You’ve been running without me this entire time.

It took several hours for me to work through the denial of that statement. Had I been running from him this entire time? I didn’t want to believe it, because it was so terrible.

God, it sucked ass to admit it to myself, but it was true. Even from the beginning I’d made everything exceptionally difficult for Ren. It wasn’t because I wanted to be a challenge. When I met Ren, he was the first guy I was interested in after the death of Shaun. I’d been so closed off, so awkward at being interested in a guy. Things had been easier between us when I finally opened up to him—when I finally allowed myself to fall in love with Ren.

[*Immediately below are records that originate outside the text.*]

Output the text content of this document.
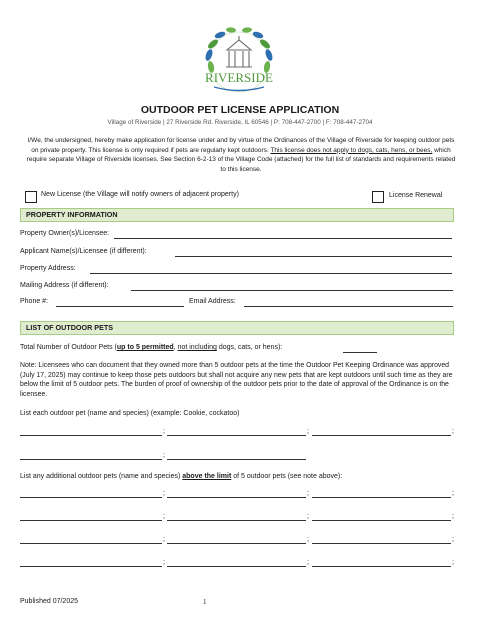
RIVERSIDE
OUTDOOR PET LICENSE APPLICATION
Village of Riverside | 27 Riverside Rd. Riverside, IL 60546 | P: 708-447-2700 | F: 708-447-2704
I/We, the undersigned, hereby make application for license under and by virtue of the Ordinances of the Village of Riverside for keeping outdoor pets on private property. This license is only required if pets are regularly kept outdoors. This license does not apply to dogs, cats, hens, or bees, which require separate Village of Riverside licenses. See Section 6-2-13 of the Village Code (attached) for the full list of standards and requirements related to this license.
New License (the Village will notify owners of adjacent property)	License Renewal
PROPERTY INFORMATION
Property Owner(s)/Licensee:
Applicant Name(s)/Licensee (if different):
Property Address:
Mailing Address (if different):
Phone #:	Email Address:
LIST OF OUTDOOR PETS
Total Number of Outdoor Pets (up to 5 permitted, not including dogs, cats, or hens):
Note: Licensees who can document that they owned more than 5 outdoor pets at the time the Outdoor Pet Keeping Ordinance was approved (July 17, 2025) may continue to keep those pets outdoors but shall not acquire any new pets that are kept outdoors until such time as they are below the limit of 5 outdoor pets. The burden of proof of ownership of the outdoor pets prior to the date of approval of the Ordinance is on the licensee.
List each outdoor pet (name and species) (example: Cookie, cockatoo)
;	;	;
;
List any additional outdoor pets (name and species) above the limit of 5 outdoor pets (see note above):
;	;	;
;	;	;
;	;	;
;	;	;
Published 07/2025	1
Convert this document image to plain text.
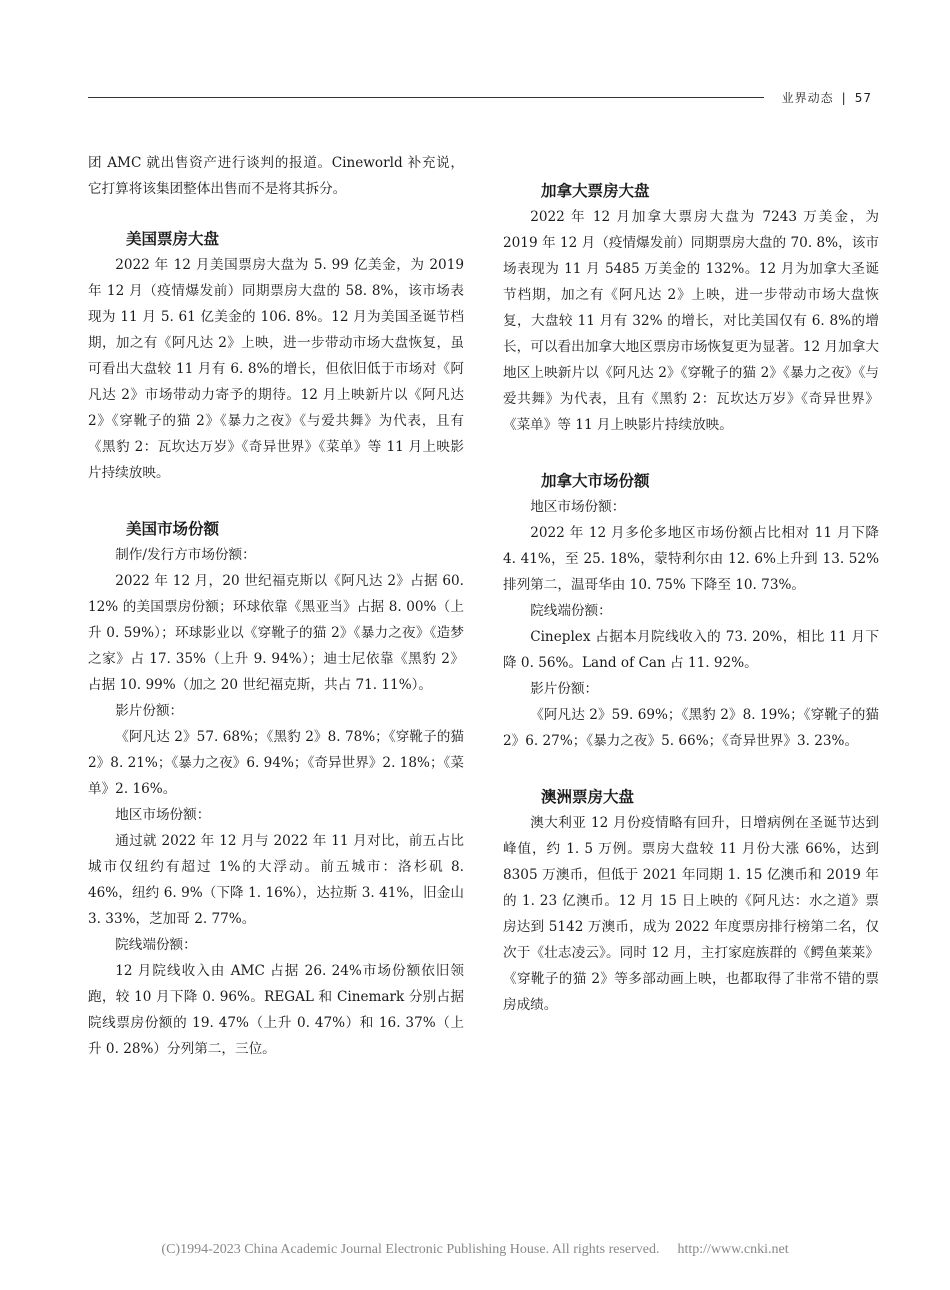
业界动态 | 57

团 AMC 就出售资产进行谈判的报道。Cineworld 补充说，它打算将该集团整体出售而不是将其拆分。

美国票房大盘

2022 年 12 月美国票房大盘为 5. 99 亿美金，为 2019 年 12 月（疫情爆发前）同期票房大盘的 58. 8%，该市场表现为 11 月 5. 61 亿美金的 106. 8%。12 月为美国圣诞节档期，加之有《阿凡达 2》上映，进一步带动市场大盘恢复，虽可看出大盘较 11 月有 6. 8%的增长，但依旧低于市场对《阿凡达 2》市场带动力寄予的期待。12 月上映新片以《阿凡达 2》《穿靴子的猫 2》《暴力之夜》《与爱共舞》为代表，且有《黑豹 2：瓦坎达万岁》《奇异世界》《菜单》等 11 月上映影片持续放映。

美国市场份额

制作/发行方市场份额：

2022 年 12 月，20 世纪福克斯以《阿凡达 2》占据 60. 12% 的美国票房份额；环球依靠《黑亚当》占据 8. 00%（上升 0. 59%）；环球影业以《穿靴子的猫 2》《暴力之夜》《造梦之家》占 17. 35%（上升 9. 94%）；迪士尼依靠《黑豹 2》占据 10. 99%（加之 20 世纪福克斯，共占 71. 11%）。

影片份额：

《阿凡达 2》57. 68%；《黑豹 2》8. 78%；《穿靴子的猫 2》8. 21%；《暴力之夜》6. 94%；《奇异世界》2. 18%；《菜单》2. 16%。

地区市场份额：

通过就 2022 年 12 月与 2022 年 11 月对比，前五占比城市仅纽约有超过 1%的大浮动。前五城市：洛杉矶 8. 46%，纽约 6. 9%（下降 1. 16%），达拉斯 3. 41%，旧金山 3. 33%，芝加哥 2. 77%。

院线端份额：

12 月院线收入由 AMC 占据 26. 24%市场份额依旧领跑，较 10 月下降 0. 96%。REGAL 和 Cinemark 分别占据院线票房份额的 19. 47%（上升 0. 47%）和 16. 37%（上升 0. 28%）分列第二，三位。

加拿大票房大盘

2022 年 12 月加拿大票房大盘为 7243 万美金，为 2019 年 12 月（疫情爆发前）同期票房大盘的 70. 8%，该市场表现为 11 月 5485 万美金的 132%。12 月为加拿大圣诞节档期，加之有《阿凡达 2》上映，进一步带动市场大盘恢复，大盘较 11 月有 32% 的增长，对比美国仅有 6. 8%的增长，可以看出加拿大地区票房市场恢复更为显著。12 月加拿大地区上映新片以《阿凡达 2》《穿靴子的猫 2》《暴力之夜》《与爱共舞》为代表，且有《黑豹 2：瓦坎达万岁》《奇异世界》《菜单》等 11 月上映影片持续放映。

加拿大市场份额

地区市场份额：

2022 年 12 月多伦多地区市场份额占比相对 11 月下降 4. 41%，至 25. 18%，蒙特利尔由 12. 6%上升到 13. 52% 排列第二，温哥华由 10. 75% 下降至 10. 73%。

院线端份额：

Cineplex 占据本月院线收入的 73. 20%，相比 11 月下降 0. 56%。Land of Can 占 11. 92%。

影片份额：

《阿凡达 2》59. 69%；《黑豹 2》8. 19%；《穿靴子的猫 2》6. 27%；《暴力之夜》5. 66%；《奇异世界》3. 23%。

澳洲票房大盘

澳大利亚 12 月份疫情略有回升，日增病例在圣诞节达到峰值，约 1. 5 万例。票房大盘较 11 月份大涨 66%，达到 8305 万澳币，但低于 2021 年同期 1. 15 亿澳币和 2019 年的 1. 23 亿澳币。12 月 15 日上映的《阿凡达：水之道》票房达到 5142 万澳币，成为 2022 年度票房排行榜第二名，仅次于《壮志凌云》。同时 12 月，主打家庭族群的《鳄鱼莱莱》《穿靴子的猫 2》等多部动画上映，也都取得了非常不错的票房成绩。

(C)1994-2023 China Academic Journal Electronic Publishing House. All rights reserved. http://www.cnki.net
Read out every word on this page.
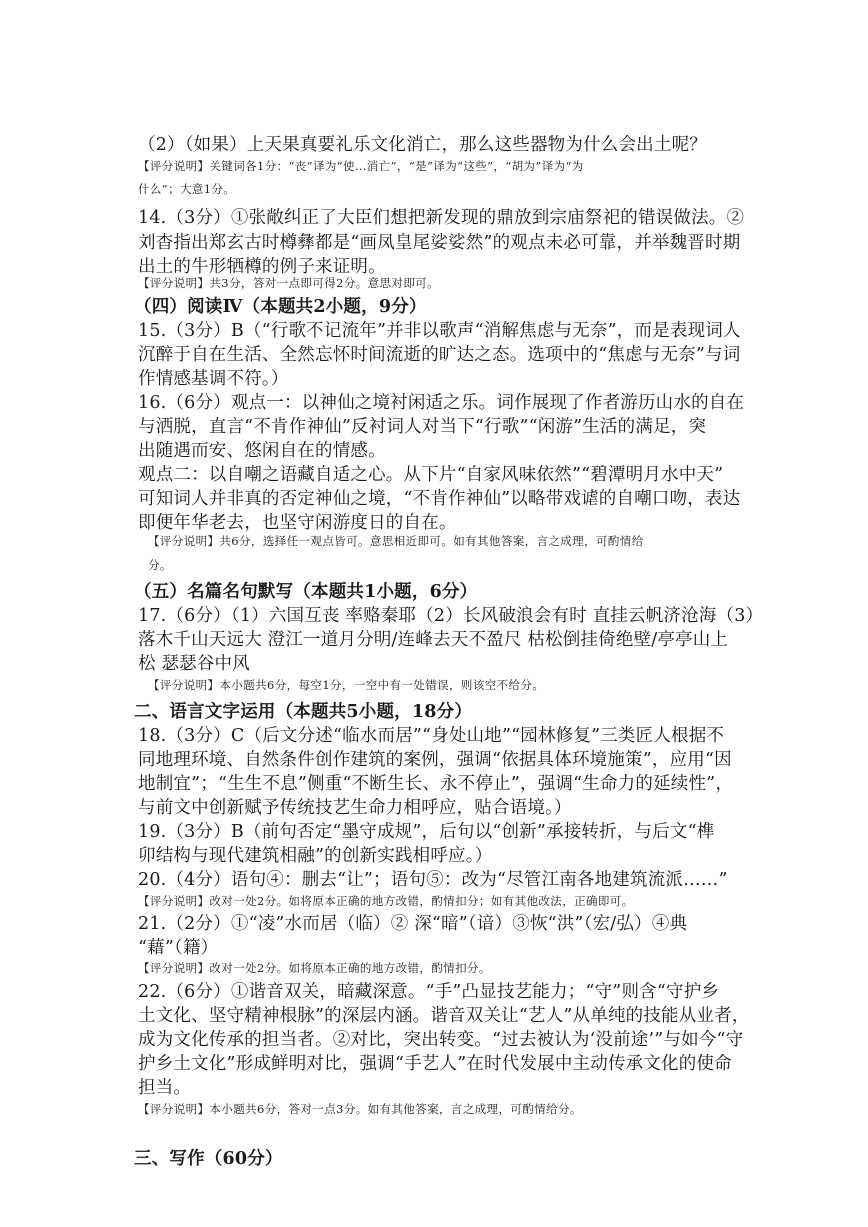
（2）（如果）上天果真要礼乐文化消亡，那么这些器物为什么会出土呢？
【评分说明】关键词各1分：“丧”译为“使…消亡”，“是”译为“这些”，“胡为”译为“为
什么”；大意1分。
14.（3分）①张敞纠正了大臣们想把新发现的鼎放到宗庙祭祀的错误做法。②
刘杳指出郑玄古时樽彝都是“画凤皇尾娑娑然”的观点未必可靠，并举魏晋时期
出土的牛形牺樽的例子来证明。
【评分说明】共3分，答对一点即可得2分。意思对即可。
（四）阅读Ⅳ（本题共2小题，9分）
15.（3分）B（“行歌不记流年”并非以歌声“消解焦虑与无奈”，而是表现词人
沉醉于自在生活、全然忘怀时间流逝的旷达之态。选项中的“焦虑与无奈”与词
作情感基调不符。）
16.（6分）观点一：以神仙之境衬闲适之乐。词作展现了作者游历山水的自在
与洒脱，直言“不肯作神仙”反衬词人对当下“行歌”“闲游”生活的满足，突
出随遇而安、悠闲自在的情感。
观点二：以自嘲之语藏自适之心。从下片“自家风味依然”“碧潭明月水中天”
可知词人并非真的否定神仙之境，“不肯作神仙”以略带戏谑的自嘲口吻，表达
即便年华老去，也坚守闲游度日的自在。
【评分说明】共6分，选择任一观点皆可。意思相近即可。如有其他答案，言之成理，可酌情给
分。
（五）名篇名句默写（本题共1小题，6分）
17.（6分）（1）六国互丧 率赂秦耶（2）长风破浪会有时 直挂云帆济沧海（3）
落木千山天远大 澄江一道月分明/连峰去天不盈尺 枯松倒挂倚绝壁/亭亭山上
松 瑟瑟谷中风
【评分说明】本小题共6分，每空1分，一空中有一处错误，则该空不给分。
二、语言文字运用（本题共5小题，18分）
18.（3分）C（后文分述“临水而居”“身处山地”“园林修复”三类匠人根据不
同地理环境、自然条件创作建筑的案例，强调“依据具体环境施策”，应用“因
地制宜”；“生生不息”侧重“不断生长、永不停止”，强调“生命力的延续性”，
与前文中创新赋予传统技艺生命力相呼应，贴合语境。）
19.（3分）B（前句否定“墨守成规”，后句以“创新”承接转折，与后文“榫
卯结构与现代建筑相融”的创新实践相呼应。）
20.（4分）语句④：删去“让”；语句⑤：改为“尽管江南各地建筑流派……”
【评分说明】改对一处2分。如将原本正确的地方改错，酌情扣分；如有其他改法，正确即可。
21.（2分）①“凌”水而居（临）② 深“暗”（谙）③恢“洪”（宏/弘）④典
“藉”（籍）
【评分说明】改对一处2分。如将原本正确的地方改错，酌情扣分。
22.（6分）①谐音双关，暗藏深意。“手”凸显技艺能力；“守”则含“守护乡
土文化、坚守精神根脉”的深层内涵。谐音双关让“艺人”从单纯的技能从业者，
成为文化传承的担当者。②对比，突出转变。“过去被认为‘没前途’”与如今“守
护乡土文化”形成鲜明对比，强调“手艺人”在时代发展中主动传承文化的使命
担当。
【评分说明】本小题共6分，答对一点3分。如有其他答案，言之成理，可酌情给分。
三、写作（60分）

But then I found out I was the Halfling.

That was when I started lying to him—when I started running. Maybe not physically but definitely mentally. I hadn’t told him about seeing the Prince outside Cafe Du Monde. I’d hid the truth of what I was until I virtually blurted it out to him on the damn street. Ren had been trained since birth and he was a member of the Elite. He knew how to take care of himself, but I’d blindsided him, bringing his biggest fear to life. Not only that, but I’d constantly cut him out of decisions. It wasn’t like I had to include him in everything. Lord knows Ren never expected that from me or anyone, but when you are with someone, when you love them, you include them.

You’re a team.

You don’t hide things from them. You sure as hell don’t lie, and you don’t compare them to a monster.